Graduation Year

2015

Document Type

Dissertation

Degree

Ph.D.

Degree Name

Doctor of Philosophy (Ph.D.)

Degree Granting Department

Communication

Major Professor

Frederick Steier, Ph.D.

Co-Major Professor

Michael LeVan, Ph.D.

Committee Member

Peter Funke, Ph.D.

Committee Member

Jane Jorgenson, Ph.D.

Keywords

communication, community, homelessness, immunity, overheating, precarity

Abstract

My dissertation focuses on the articulation of the concepts of precarity —i.e., temporary, affective, creative, immaterial and insecure labor—and community in an overheating system. My site of inquiry is homelessness broadly, but more specifically the labor of panhandling and the identity of “the panhandler.” I recognize that primary theorizations of precarity have located it as a problem of labor and economy. Others have looked at it from the sociological domain. My work looks at precarity as diffuse across social, political, and communal systems, but primarily as an effect of the problem of overheating as it manifests at varying levels of scale. Narrowing the global vision of such instability and insecurity to a local landscape—to streets, corners, traffic, the people who occupy infrastructural liminal zones and whose lives are precariously bound to the forces of speed and heat—reveals the critical nature of elemental metaphors.
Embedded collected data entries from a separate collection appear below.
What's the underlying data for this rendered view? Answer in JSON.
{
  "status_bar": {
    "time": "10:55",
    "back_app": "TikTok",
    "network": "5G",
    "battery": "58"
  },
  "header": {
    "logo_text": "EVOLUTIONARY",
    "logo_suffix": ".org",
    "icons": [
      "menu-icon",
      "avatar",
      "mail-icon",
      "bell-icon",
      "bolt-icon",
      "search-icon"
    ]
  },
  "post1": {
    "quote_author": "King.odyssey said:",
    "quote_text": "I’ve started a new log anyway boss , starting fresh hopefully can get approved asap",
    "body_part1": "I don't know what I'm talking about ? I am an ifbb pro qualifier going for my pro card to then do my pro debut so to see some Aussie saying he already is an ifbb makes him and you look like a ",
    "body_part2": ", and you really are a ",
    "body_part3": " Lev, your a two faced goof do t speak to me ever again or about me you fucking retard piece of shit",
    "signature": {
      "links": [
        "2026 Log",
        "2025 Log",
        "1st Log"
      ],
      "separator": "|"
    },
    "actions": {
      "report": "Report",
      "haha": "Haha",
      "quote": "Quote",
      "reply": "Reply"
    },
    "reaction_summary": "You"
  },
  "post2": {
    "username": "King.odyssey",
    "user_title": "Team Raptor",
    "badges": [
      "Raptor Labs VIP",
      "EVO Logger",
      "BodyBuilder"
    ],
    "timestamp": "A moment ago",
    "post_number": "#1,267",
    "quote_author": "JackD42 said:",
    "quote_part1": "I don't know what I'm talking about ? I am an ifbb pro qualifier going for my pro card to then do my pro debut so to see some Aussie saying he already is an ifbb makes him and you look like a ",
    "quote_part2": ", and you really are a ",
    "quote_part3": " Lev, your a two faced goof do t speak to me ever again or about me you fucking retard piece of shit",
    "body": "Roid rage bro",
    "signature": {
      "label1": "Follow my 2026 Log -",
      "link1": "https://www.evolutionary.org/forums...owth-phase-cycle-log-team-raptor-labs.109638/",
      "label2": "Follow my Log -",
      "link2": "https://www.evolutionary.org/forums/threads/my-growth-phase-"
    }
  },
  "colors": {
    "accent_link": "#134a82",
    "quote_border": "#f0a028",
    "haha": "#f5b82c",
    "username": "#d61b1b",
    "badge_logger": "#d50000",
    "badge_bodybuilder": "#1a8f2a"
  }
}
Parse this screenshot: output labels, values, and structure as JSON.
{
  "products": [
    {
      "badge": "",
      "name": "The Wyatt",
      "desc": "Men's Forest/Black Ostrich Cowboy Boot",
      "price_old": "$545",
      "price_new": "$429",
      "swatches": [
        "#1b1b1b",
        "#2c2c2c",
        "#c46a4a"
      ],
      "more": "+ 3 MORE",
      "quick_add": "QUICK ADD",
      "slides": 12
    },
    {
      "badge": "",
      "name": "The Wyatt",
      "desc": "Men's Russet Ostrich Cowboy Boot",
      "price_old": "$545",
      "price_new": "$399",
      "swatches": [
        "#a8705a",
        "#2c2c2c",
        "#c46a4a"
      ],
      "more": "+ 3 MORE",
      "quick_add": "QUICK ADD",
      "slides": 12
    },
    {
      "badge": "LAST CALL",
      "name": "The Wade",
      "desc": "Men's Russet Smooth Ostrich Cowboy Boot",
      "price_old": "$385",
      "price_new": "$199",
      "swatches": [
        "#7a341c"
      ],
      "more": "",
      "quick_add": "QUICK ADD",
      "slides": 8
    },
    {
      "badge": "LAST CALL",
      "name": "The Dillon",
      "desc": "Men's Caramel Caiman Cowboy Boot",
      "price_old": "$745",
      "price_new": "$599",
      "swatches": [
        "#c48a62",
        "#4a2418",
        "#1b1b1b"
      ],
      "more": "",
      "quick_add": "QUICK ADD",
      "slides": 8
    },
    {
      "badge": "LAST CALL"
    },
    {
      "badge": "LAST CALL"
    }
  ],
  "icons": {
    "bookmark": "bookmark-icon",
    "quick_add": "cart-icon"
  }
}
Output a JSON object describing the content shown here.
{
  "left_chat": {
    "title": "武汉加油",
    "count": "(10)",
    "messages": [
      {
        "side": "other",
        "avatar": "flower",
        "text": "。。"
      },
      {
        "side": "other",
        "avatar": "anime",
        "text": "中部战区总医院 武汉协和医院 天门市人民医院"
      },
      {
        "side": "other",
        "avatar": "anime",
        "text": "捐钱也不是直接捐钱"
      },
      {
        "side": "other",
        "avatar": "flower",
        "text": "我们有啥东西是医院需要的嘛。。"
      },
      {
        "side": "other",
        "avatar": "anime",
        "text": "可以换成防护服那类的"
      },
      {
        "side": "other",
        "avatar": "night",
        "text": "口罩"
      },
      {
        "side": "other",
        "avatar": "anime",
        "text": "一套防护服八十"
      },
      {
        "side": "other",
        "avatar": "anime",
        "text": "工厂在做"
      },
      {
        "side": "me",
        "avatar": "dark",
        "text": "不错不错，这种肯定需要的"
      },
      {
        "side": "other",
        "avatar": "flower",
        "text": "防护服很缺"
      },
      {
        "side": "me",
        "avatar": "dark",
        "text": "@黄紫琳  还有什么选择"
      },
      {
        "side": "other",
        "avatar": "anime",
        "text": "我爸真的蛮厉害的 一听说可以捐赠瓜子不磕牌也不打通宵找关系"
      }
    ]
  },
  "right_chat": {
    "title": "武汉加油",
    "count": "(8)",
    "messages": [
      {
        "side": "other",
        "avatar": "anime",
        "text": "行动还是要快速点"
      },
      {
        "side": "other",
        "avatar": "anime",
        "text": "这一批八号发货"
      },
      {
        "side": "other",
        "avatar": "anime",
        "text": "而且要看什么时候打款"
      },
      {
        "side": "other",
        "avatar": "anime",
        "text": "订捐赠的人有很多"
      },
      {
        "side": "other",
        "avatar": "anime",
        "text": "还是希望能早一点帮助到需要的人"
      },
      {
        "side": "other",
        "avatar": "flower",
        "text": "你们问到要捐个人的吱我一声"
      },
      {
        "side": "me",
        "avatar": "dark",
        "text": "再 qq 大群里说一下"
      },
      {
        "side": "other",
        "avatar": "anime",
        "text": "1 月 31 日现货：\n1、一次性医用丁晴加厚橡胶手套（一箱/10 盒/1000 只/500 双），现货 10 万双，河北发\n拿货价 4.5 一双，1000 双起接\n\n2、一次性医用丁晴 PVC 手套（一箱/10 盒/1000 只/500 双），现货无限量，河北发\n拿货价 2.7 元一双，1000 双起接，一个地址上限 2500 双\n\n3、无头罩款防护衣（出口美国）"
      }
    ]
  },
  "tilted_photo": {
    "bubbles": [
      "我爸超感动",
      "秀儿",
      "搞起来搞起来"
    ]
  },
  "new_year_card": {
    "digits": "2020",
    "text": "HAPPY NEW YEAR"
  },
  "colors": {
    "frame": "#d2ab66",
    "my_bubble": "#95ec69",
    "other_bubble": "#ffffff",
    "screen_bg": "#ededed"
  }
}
That is to say, if we might accept the thesis that we are in an epoch in which speed and time subsumes space and place, and if speed is another way of talking about heat, about intensities, then communication in the over-sped, overheated system is in dire straights. Precarity, I argue, is not causally linked to the breakdown in economy or the breakdown in affiliative bonds or networks—it does not precede or presage these shutdowns. Rather it is the shutdown. Precarity may now be viewed as the management and organization of social, political, affective, and communal bonds around economic and affiliative insecurities. I use ethnographic data from institutional meetings, and conversations with the key stakeholders at varying levels of scale, as well as textual analyses of local policies, news coverage, and public responses to those texts in order to understand how precarious communicative conditions affect the structuration of community and politics.